ANCIENNE PARTICIPANTE AU CYCLE D’ACTIVITÉS

« J’étais en fin de radiothérapie quand on m’a parlé des activités physiques adaptées. Je faisais de la marche avant de tomber malade, donc pas de problème pour participer. La gym était préconisée pour réadapter mon bras puisque j’avais subi un curage vasculaire. Suivre ces séances avec une personne spécialement formée est plus facile que de s’inscrire dans un club ordinaire. On a commencé doucement, pour nous mettre en confiance. J’ai eu un peu peur de mal faire et de me faire mal. Cela finit par être invalidant quand, à cause de la douleur et/ou de gestes déconseillés, on ne fait plus rien. En plus, on a l’impression d’être toute seule alors qu’en échangeant, on est rassurée, d’une certaine manière, de constater qu’on est toutes dans la même situation. J’ai d’ailleurs gardé des contacts. Aujourd’hui, j’ai récupéré un peu de souplesse dans mon bras et je me suis réinscrite à la gym dans le club de ma commune. »

PRUDENCE

QUEL RÉEL BÉNÉFICE SUR LA SANTÉ ?

Dans la motivation partagée par bon nombre de patientes volontaires pour suivre le cycle de six mois d’activités physiques adaptées (APA), le bénéfice en terme de survie apparaît en bonne place. Selon le Dr Claudia Lefeuvre, des études montrent que l’activité physique régulière semble augmenter les chances de survie. Cela a été démontré chez des patientes prises en charge pour un cancer du sein localisé, non évolutif, et suivies pendant deux ans après le diagnostic. Le maintien d’une activité physique diminue le risque de récidive et de décès, avec un bénéfice en terme de survie à cinq et dix ans voisin de 4 à 6 %. Les mêmes constatations ont été relevées pour le cancer du côlon. Mais, sur 180 patients inscrits dans ce programme à ce jour, seuls cinq étaient atteints par ce cancer.

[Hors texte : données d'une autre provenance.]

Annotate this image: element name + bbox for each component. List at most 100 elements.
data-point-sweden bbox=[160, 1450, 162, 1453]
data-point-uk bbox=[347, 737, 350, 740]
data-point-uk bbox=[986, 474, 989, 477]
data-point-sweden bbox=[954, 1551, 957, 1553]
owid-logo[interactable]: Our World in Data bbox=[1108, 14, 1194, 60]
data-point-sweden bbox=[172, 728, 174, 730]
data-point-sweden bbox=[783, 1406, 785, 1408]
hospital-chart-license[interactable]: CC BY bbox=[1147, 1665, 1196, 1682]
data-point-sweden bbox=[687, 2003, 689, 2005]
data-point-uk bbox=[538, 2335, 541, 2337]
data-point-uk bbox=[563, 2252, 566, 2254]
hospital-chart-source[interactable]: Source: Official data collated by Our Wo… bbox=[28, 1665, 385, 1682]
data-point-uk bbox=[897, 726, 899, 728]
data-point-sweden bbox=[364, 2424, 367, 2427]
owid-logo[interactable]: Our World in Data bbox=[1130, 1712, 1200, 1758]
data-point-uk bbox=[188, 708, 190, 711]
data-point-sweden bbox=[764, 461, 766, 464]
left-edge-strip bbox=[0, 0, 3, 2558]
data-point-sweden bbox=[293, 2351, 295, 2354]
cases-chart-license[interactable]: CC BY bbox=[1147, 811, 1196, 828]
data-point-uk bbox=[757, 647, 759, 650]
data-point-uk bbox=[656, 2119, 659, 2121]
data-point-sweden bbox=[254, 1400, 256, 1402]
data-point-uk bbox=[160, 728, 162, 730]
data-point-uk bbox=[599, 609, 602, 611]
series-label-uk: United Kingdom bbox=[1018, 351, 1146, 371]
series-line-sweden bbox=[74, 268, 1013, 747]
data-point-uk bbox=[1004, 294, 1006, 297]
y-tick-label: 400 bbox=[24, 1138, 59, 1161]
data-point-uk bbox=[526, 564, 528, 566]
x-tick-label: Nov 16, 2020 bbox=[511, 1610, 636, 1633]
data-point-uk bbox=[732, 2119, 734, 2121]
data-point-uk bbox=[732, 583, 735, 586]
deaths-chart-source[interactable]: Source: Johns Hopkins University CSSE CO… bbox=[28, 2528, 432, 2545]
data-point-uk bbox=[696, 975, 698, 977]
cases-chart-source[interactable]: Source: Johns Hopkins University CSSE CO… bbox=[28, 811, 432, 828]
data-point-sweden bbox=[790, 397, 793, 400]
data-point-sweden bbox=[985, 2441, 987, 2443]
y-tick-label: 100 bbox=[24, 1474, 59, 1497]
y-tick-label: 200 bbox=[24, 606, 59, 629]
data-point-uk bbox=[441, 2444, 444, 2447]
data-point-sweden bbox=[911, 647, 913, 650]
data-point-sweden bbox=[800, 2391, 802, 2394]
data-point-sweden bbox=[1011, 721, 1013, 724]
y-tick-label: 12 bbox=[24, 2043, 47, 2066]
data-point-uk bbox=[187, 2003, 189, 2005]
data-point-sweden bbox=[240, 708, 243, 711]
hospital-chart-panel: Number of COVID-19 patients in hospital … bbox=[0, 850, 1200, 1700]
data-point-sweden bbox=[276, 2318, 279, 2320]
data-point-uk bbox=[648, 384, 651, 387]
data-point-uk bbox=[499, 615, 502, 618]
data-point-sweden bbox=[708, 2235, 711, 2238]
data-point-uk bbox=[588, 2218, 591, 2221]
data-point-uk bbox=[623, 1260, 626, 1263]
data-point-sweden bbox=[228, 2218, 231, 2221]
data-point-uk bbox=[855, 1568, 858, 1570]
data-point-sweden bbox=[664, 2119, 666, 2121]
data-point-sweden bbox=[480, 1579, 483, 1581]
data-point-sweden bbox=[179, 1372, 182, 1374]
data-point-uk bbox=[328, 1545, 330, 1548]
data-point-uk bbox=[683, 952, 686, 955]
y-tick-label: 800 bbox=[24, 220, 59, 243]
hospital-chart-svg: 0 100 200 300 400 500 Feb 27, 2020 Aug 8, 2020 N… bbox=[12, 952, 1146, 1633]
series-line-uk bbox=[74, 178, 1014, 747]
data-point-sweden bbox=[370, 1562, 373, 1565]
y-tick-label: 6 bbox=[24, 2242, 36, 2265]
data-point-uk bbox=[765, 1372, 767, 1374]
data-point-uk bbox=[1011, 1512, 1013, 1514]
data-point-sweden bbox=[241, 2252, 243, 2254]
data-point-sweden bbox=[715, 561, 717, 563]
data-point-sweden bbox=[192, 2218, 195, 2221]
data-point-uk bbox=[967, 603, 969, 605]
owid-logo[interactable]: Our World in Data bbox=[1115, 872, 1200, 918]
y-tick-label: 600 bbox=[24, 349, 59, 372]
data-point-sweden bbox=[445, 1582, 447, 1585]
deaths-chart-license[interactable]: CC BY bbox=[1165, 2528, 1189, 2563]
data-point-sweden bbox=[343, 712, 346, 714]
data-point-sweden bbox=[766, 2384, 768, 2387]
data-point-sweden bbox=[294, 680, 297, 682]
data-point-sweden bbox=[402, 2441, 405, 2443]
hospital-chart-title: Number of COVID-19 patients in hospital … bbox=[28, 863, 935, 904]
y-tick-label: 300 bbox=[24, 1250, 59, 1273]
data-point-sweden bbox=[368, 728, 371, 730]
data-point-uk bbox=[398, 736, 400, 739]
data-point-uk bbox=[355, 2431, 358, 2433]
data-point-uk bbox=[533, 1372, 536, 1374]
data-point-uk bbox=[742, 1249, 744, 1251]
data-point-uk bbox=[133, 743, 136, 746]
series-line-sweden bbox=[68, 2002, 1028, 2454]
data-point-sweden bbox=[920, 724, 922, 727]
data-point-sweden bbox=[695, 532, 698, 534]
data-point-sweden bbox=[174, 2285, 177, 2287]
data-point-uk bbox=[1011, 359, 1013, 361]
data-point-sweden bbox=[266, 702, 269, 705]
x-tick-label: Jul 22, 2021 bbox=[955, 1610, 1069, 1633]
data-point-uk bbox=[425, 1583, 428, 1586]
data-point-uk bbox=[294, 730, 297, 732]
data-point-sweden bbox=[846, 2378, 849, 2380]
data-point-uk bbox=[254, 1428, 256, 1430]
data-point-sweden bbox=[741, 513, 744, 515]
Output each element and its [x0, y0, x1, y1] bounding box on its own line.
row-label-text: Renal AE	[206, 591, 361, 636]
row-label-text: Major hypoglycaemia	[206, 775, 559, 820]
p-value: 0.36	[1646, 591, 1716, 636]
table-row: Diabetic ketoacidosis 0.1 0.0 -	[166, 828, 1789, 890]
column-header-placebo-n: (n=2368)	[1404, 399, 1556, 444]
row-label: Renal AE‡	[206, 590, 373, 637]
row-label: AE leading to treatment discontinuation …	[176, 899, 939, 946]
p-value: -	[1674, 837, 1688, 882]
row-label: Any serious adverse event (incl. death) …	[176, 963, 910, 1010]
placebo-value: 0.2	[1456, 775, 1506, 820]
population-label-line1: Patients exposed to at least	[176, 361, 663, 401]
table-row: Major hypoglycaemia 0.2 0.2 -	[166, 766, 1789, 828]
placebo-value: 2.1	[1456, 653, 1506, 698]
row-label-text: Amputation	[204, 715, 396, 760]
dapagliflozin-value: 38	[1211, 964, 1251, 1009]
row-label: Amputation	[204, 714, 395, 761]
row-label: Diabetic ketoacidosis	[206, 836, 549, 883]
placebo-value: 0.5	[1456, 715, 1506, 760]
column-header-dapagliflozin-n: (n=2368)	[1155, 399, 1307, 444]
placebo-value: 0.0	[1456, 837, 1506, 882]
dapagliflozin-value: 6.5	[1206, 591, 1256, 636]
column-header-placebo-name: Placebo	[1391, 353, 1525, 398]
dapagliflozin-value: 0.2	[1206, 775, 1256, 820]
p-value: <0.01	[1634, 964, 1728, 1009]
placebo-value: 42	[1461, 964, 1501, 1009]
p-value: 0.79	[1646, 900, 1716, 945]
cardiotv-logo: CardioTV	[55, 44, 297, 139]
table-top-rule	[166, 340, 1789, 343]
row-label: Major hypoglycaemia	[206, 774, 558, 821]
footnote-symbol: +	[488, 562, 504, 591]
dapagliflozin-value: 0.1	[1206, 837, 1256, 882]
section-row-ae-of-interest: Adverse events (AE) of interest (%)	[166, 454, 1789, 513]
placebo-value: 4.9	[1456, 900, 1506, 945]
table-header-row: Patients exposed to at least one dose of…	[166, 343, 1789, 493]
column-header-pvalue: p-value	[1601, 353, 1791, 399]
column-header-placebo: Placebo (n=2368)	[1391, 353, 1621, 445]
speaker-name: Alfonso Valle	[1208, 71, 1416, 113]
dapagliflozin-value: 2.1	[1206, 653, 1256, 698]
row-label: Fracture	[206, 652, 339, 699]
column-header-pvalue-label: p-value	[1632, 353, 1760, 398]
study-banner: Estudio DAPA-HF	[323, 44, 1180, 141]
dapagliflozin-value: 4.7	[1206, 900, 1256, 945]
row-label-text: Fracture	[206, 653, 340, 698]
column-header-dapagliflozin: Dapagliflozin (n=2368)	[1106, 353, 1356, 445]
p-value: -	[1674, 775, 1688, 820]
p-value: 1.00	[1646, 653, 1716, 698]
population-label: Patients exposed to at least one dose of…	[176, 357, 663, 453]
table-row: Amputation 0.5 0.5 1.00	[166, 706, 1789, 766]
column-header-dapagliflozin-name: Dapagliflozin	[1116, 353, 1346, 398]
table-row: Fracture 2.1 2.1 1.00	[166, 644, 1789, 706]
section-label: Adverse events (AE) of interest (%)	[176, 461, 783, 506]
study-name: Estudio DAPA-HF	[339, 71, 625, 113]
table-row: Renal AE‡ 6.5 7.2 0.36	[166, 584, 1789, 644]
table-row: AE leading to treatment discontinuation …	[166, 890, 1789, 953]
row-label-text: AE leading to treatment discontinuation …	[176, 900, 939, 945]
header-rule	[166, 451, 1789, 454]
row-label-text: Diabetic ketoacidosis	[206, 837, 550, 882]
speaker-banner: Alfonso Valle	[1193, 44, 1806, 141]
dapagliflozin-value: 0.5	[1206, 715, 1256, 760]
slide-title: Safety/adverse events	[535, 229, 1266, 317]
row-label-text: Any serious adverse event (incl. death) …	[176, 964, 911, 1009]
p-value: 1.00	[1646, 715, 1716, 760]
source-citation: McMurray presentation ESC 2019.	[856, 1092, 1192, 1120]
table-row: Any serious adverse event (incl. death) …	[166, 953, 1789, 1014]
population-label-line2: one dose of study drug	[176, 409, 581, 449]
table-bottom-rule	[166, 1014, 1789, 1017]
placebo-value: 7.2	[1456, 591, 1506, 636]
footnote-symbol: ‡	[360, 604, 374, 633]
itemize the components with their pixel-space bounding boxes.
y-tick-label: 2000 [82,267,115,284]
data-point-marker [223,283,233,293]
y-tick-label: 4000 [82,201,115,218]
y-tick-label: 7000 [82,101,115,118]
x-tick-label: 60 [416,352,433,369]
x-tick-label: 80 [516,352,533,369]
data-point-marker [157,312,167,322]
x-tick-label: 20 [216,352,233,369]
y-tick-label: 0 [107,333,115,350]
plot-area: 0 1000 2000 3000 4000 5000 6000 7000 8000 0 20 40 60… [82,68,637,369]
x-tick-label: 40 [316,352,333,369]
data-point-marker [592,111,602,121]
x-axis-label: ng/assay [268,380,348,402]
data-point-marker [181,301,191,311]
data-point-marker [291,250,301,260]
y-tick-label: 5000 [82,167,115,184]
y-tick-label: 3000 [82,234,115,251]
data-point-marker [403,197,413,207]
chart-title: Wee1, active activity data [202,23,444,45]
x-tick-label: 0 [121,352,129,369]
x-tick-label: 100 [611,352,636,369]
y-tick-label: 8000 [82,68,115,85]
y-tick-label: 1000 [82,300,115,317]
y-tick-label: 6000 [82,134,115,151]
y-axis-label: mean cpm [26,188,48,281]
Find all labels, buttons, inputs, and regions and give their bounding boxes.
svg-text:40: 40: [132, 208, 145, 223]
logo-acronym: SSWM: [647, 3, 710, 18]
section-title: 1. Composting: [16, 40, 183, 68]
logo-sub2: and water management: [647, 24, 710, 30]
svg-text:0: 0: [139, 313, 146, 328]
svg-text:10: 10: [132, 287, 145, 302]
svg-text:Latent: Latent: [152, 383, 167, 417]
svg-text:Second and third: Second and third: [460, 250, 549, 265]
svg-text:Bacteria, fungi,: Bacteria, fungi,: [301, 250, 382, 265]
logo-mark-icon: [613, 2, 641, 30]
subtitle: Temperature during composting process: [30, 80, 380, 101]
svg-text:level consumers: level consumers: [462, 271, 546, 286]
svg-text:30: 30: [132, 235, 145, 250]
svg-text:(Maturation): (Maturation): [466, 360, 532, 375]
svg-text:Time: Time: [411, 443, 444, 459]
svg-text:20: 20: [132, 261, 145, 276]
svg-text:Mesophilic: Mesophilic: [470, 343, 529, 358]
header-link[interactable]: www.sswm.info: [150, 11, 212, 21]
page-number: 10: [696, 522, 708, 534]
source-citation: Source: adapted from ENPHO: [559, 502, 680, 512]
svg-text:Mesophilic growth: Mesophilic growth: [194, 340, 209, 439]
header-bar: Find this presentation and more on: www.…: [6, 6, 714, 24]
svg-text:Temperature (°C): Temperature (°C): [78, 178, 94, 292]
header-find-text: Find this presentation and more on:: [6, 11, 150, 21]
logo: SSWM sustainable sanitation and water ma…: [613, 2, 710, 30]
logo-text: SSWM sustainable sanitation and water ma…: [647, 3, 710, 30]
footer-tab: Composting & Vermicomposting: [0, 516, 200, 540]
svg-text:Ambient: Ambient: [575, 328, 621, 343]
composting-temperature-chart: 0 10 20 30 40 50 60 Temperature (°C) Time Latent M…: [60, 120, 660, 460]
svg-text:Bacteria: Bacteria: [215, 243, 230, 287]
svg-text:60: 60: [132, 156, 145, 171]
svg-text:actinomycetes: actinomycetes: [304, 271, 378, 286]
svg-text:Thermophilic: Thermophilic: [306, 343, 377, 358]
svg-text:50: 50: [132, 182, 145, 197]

L’argument du bénéfice est manié avec une grande prudence par les médecins.

« Il ne faut pas que la participation ou non à des APA soit culpabilisante pour les patientes, qui pourraient se dire : je récidive, c’est ma faute, je n’ai pas fait de sport ou pas assez de sport… », note le Dr Claudia Lefeuvre. Le dispositif rennais devrait apporter un éclairage nouveau sur le bénéfice de ces APA. « Jamais une évaluation n’a été menée sur une si longue période d’activités dans les études existantes », précise le Dr Vincent Daniel.